The Bureau noted it proposed amendments to the Remittance Rule in December 2019 in part to address the effects of the expiration of that temporary exception and expects to issue a final rule in May.
“Section 919 of the Electronic Fund Transfer Act (EFTA), as implemented by the Bureau’s Remittance Rule, requires a remittance transfer provider to disclose certain information to consumers who send remittance transfers, including information related to the exact costs of a transfer,” the CFPB said. “The statute also provides insured institutions a temporary exception to that requirement which allows them to disclose estimated exchange rates and certain third-party fees, instead of exact amounts, in some circumstances. By statute, that temporary exception will expire on July 21 of this year.”
Some Challenges Expected
The Bureau said it expects that after the temporary exception expires, some insured institutions that currently disclose estimates under the temporary exception may have challenges disclosing actual costs and thus without intervention may cease providing remittance services to their customers.

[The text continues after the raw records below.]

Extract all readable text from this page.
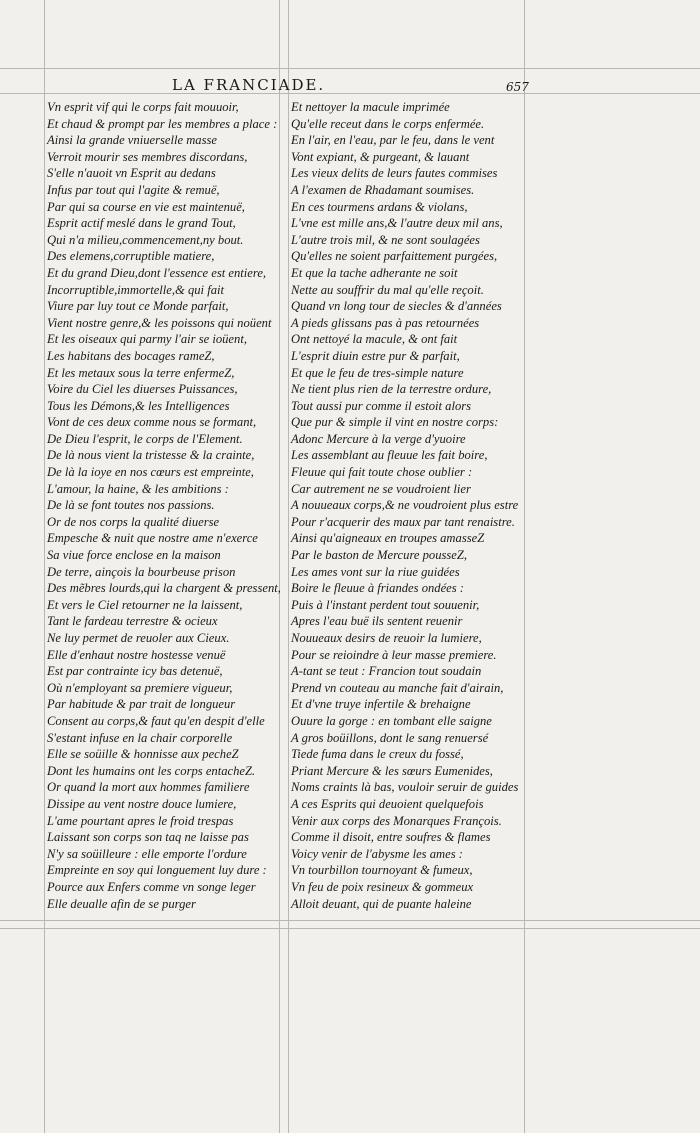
LA FRANCIADE.	657
Vn esprit vif qui le corps fait mouuoir,
Et chaud & prompt par les membres a place :
Ainsi la grande vniuerselle masse
Verroit mourir ses membres discordans,
S'elle n'auoit vn Esprit au dedans
Infus par tout qui l'agite & remuë,
Par qui sa course en vie est maintenuë,
Esprit actif meslé dans le grand Tout,
Qui n'a milieu,commencement,ny bout.
Des elemens,corruptible matiere,
Et du grand Dieu,dont l'essence est entiere,
Incorruptible,immortelle,& qui fait
Viure par luy tout ce Monde parfait,
Vient nostre genre,& les poissons qui noüent
Et les oiseaux qui parmy l'air se ioüent,
Les habitans des bocages rameZ,
Et les metaux sous la terre enfermeZ,
Voire du Ciel les diuerses Puissances,
Tous les Démons,& les Intelligences
Vont de ces deux comme nous se formant,
De Dieu l'esprit, le corps de l'Element.
De là nous vient la tristesse & la crainte,
De là la ioye en nos cœurs est empreinte,
L'amour, la haine, & les ambitions :
De là se font toutes nos passions.
Or de nos corps la qualité diuerse
Empesche & nuit que nostre ame n'exerce
Sa viue force enclose en la maison
De terre, ainçois la bourbeuse prison
Des mẽbres lourds,qui la chargent & pressent,
Et vers le Ciel retourner ne la laissent,
Tant le fardeau terrestre & ocieux
Ne luy permet de reuoler aux Cieux.
Elle d'enhaut nostre hostesse venuë
Est par contrainte icy bas detenuë,
Où n'employant sa premiere vigueur,
Par habitude & par trait de longueur
Consent au corps,& faut qu'en despit d'elle
S'estant infuse en la chair corporelle
Elle se soüille & honnisse aux pecheZ
Dont les humains ont les corps entacheZ.
Or quand la mort aux hommes familiere
Dissipe au vent nostre douce lumiere,
L'ame pourtant apres le froid trespas
Laissant son corps son taq ne laisse pas
N'y sa soüilleure : elle emporte l'ordure
Empreinte en soy qui longuement luy dure :
Pource aux Enfers comme vn songe leger
Elle deualle afin de se purger
Et nettoyer la macule imprimée
Qu'elle receut dans le corps enfermée.
En l'air, en l'eau, par le feu, dans le vent
Vont expiant, & purgeant, & lauant
Les vieux delits de leurs fautes commises
A l'examen de Rhadamant soumises.
En ces tourmens ardans & violans,
L'vne est mille ans,& l'autre deux mil ans,
L'autre trois mil, & ne sont soulagées
Qu'elles ne soient parfaittement purgées,
Et que la tache adherante ne soit
Nette au souffrir du mal qu'elle reçoit.
Quand vn long tour de siecles & d'années
A pieds glissans pas à pas retournées
Ont nettoyé la macule, & ont fait
L'esprit diuin estre pur & parfait,
Et que le feu de tres-simple nature
Ne tient plus rien de la terrestre ordure,
Tout aussi pur comme il estoit alors
Que pur & simple il vint en nostre corps:
Adonc Mercure à la verge d'yuoire
Les assemblant au fleuue les fait boire,
Fleuue qui fait toute chose oublier :
Car autrement ne se voudroient lier
A nouueaux corps,& ne voudroient plus estre
Pour r'acquerir des maux par tant renaistre.
Ainsi qu'aigneaux en troupes amasseZ
Par le baston de Mercure pousseZ,
Les ames vont sur la riue guidées
Boire le fleuue à friandes ondées :
Puis à l'instant perdent tout souuenir,
Apres l'eau buë ils sentent reuenir
Nouueaux desirs de reuoir la lumiere,
Pour se reioindre à leur masse premiere.
A-tant se teut : Francion tout soudain
Prend vn couteau au manche fait d'airain,
Et d'vne truye infertile & brehaigne
Ouure la gorge : en tombant elle saigne
A gros boüillons, dont le sang renuersé
Tiede fuma dans le creux du fossé,
Priant Mercure & les sœurs Eumenides,
Noms craints là bas, vouloir seruir de guides
A ces Esprits qui deuoient quelquefois
Venir aux corps des Monarques François.
Comme il disoit, entre soufres & flames
Voicy venir de l'abysme les ames :
Vn tourbillon tournoyant & fumeux,
Vn feu de poix resineux & gommeux
Alloit deuant, qui de puante haleine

For international remittance transfers that occur on or after July 21, 2020 and before Jan. 1, 2021, the policy statement states the Bureau will neither cite supervisory violations nor initiate enforcement actions against insured institutions for continuing to provide estimates to consumers under the temporary exception, instead of actual amounts.
The statement can be found here.
Suspended Enforcements
The Bureau had earlier said it is suspending supervisory and enforcement action against certain remittance transfer providers under the temporary fee and exchange rate exception.
NAFCU noted it has continuously pushed the CFPB to reduce the remittance rule’s burden on credit unions and said this policy statement will prevent negative operational impacts on credit unions that offer remittance services.
The Bureau last year issued proposal related to its remittance rule to address the expiration of the temporary exception as well as the safe harbor threshold. Although NAFCU had previously urged the Bureau to adopt an even larger change, the proposed rule included an increase to the safe harbor threshold from its current level of 100 transfers in the previous and current calendar year to 500 transfers, NAFCU said.